The other day I was overhearing a conversation about comfort foods, and it led me on a wild goose chase in my mind about how we are always looking for ways of creating more comfort in our lives. It makes sense. One definition of comfort is: a state of physical ease and freedom from pain or constraint. Who would not want that??
Comfort means familiarity. You know what to expect. You create and perpetuate it, mostly unconsciously. The well worn slippers or sweater, the food, the people you spend time with regularly, the physical activities, the TV shows, the books, the places you choose for your walks, the holiday locations. You feel some relaxation and a sense of stability and control in your busy and demanding life.
The challenge is that sometimes you can get stuck in the comfort zone. You may plan to do something new and different…and then get pulled back by your thoughts: “Ah, not today, I feel too tired or busy. I’ll do it another day”. You want to feel good and are looking for ways to make that happen.
The interesting thing is, spending a lot of time in your comfort zone will not necessarily make you feel better. Over time, you may notice that you are not accomplishing what you may have dreamed of for your life, you do not have new stories to share and there is a feeling of repetition and boredom, of lack of success. Your feeling of self-worth takes a dive, you pull back even more and slowly slide into a downward pulling spiral – not fun!
As human beings, we were designed to shift and change and stretch ourselves. Observing children’s development from birth to walking, it is a miracle to see what is possible with experimenting, practice and persistence. It is a natural force.
As children, we are fearless in our exploration, however as time progresses, it seems that the mind plays an ever greater role in our decision making process. Instinctively, we want to avoid making mistakes, looking stupid, or have any kind of negative attention drawn to us.

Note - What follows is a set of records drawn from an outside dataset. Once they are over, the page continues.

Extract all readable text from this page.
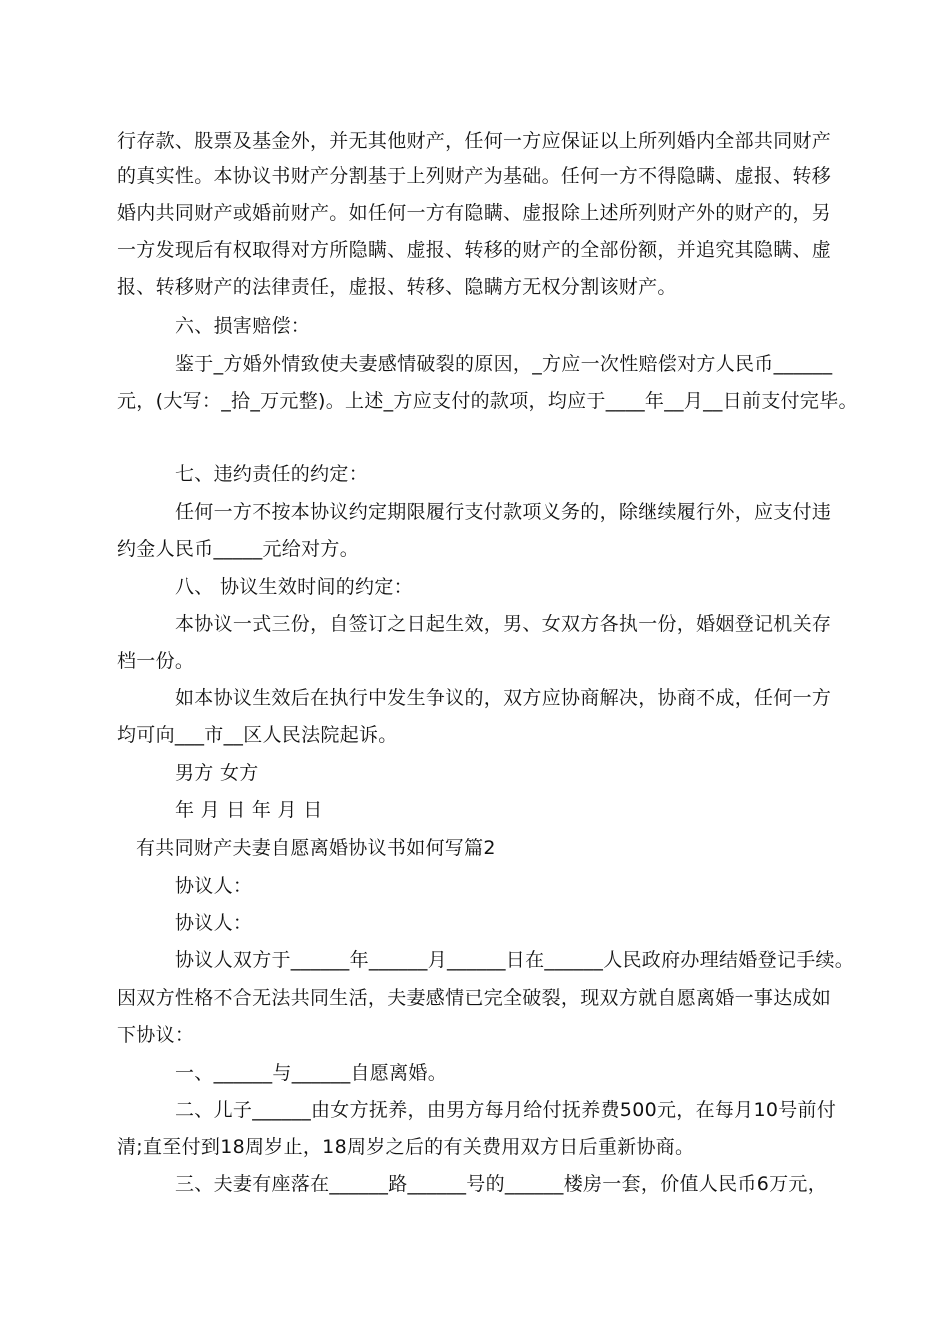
行存款、股票及基金外，并无其他财产，任何一方应保证以上所列婚内全部共同财产
的真实性。本协议书财产分割基于上列财产为基础。任何一方不得隐瞒、虚报、转移
婚内共同财产或婚前财产。如任何一方有隐瞒、虚报除上述所列财产外的财产的，另
一方发现后有权取得对方所隐瞒、虚报、转移的财产的全部份额，并追究其隐瞒、虚
报、转移财产的法律责任，虚报、转移、隐瞒方无权分割该财产。
六、损害赔偿：
鉴于_方婚外情致使夫妻感情破裂的原因，_方应一次性赔偿对方人民币______
元，(大写：_拾_万元整)。上述_方应支付的款项，均应于____年__月__日前支付完毕。
七、违约责任的约定：
任何一方不按本协议约定期限履行支付款项义务的，除继续履行外，应支付违
约金人民币_____元给对方。
八、 协议生效时间的约定：
本协议一式三份，自签订之日起生效，男、女双方各执一份，婚姻登记机关存
档一份。
如本协议生效后在执行中发生争议的，双方应协商解决，协商不成，任何一方
均可向___市__区人民法院起诉。
男方 女方
年 月 日 年 月 日
有共同财产夫妻自愿离婚协议书如何写篇2
协议人：
协议人：
协议人双方于______年______月______日在______人民政府办理结婚登记手续。
因双方性格不合无法共同生活，夫妻感情已完全破裂，现双方就自愿离婚一事达成如
下协议：
一、______与______自愿离婚。
二、儿子______由女方抚养，由男方每月给付抚养费500元，在每月10号前付
清;直至付到18周岁止，18周岁之后的有关费用双方日后重新协商。
三、夫妻有座落在______路______号的______楼房一套，价值人民币6万元，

When you decide to step out of your comfort zone, no matter if it is a new art project, exercise program, changes in food choices, meeting new people or applying for a new job, fear and anxiety arise, which in turn gets your mind chatter going with all the reasons why this is not a good idea or won’t work.
This anxiety is an indicator that you are on your edge. For some, this is an invitation to go for it, for others a signal to pull back. You may be ok with that anxiety in some aspects of your life, i.e. physical challenges like jumping off a cliff or going snorkeling, but when you need to speak in front of people it seems impossible to manage, and you avoid going there.

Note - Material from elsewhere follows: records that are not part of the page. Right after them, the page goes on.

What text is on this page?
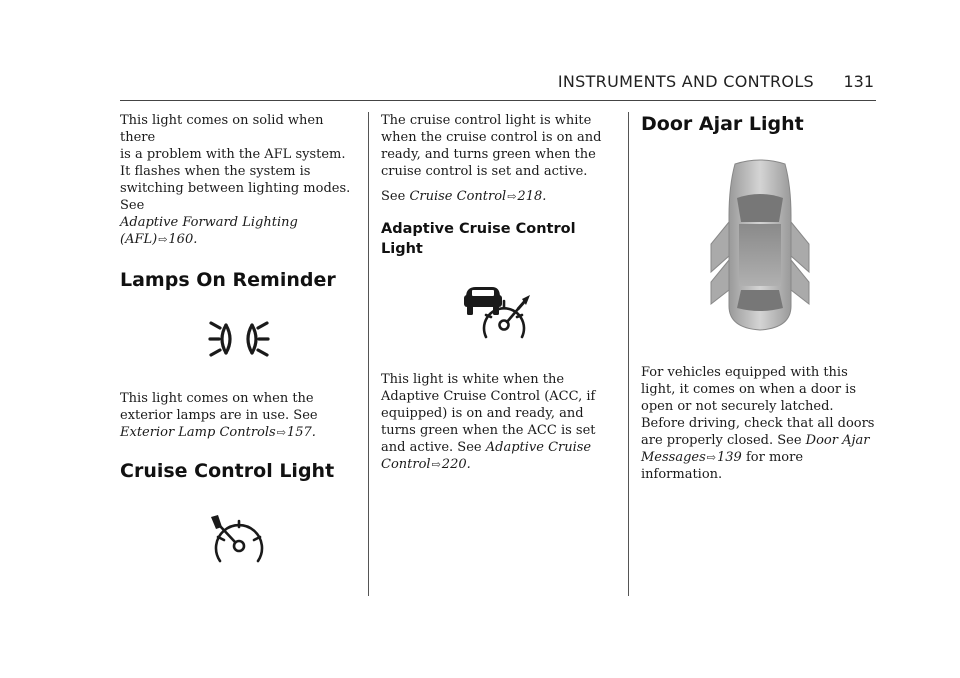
INSTRUMENTS AND CONTROLS 131

This light comes on solid when there
is a problem with the AFL system.
It flashes when the system is
switching between lighting modes. See
Adaptive Forward Lighting (AFL)⇨160.

Lamps On Reminder

This light comes on when the exterior lamps are in use. See Exterior Lamp Controls⇨157.

Cruise Control Light

The cruise control light is white when the cruise control is on and ready, and turns green when the cruise control is set and active.

See Cruise Control⇨218.

Adaptive Cruise Control Light

This light is white when the Adaptive Cruise Control (ACC, if equipped) is on and ready, and turns green when the ACC is set and active. See Adaptive Cruise Control⇨220.

Door Ajar Light

For vehicles equipped with this light, it comes on when a door is open or not securely latched. Before driving, check that all doors are properly closed. See Door Ajar Messages⇨139 for more information.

When you regularly push on those emotional boundaries and step into a new activity despite the mind’s warnings, you will notice that you will actually feel a sense of accomplishment. It may not be perfect, there may be room for improvement, however, you took the step, however small it may have been. You opened a door and now see yourself in a new light and end up feeling better about yourself. And up you move on a spiral of success and self-worth.
So, check in with yourself ,and see where in life you tend to stay in your safe zone and where you are pushing your boundaries. For most people, it works well to have a mixture: feeling a sense of stability and safety in some areas of life and using that as a foundation to move forward and explore new possibilities in other areas. This will keep you engaged in life and feeling good about yourself.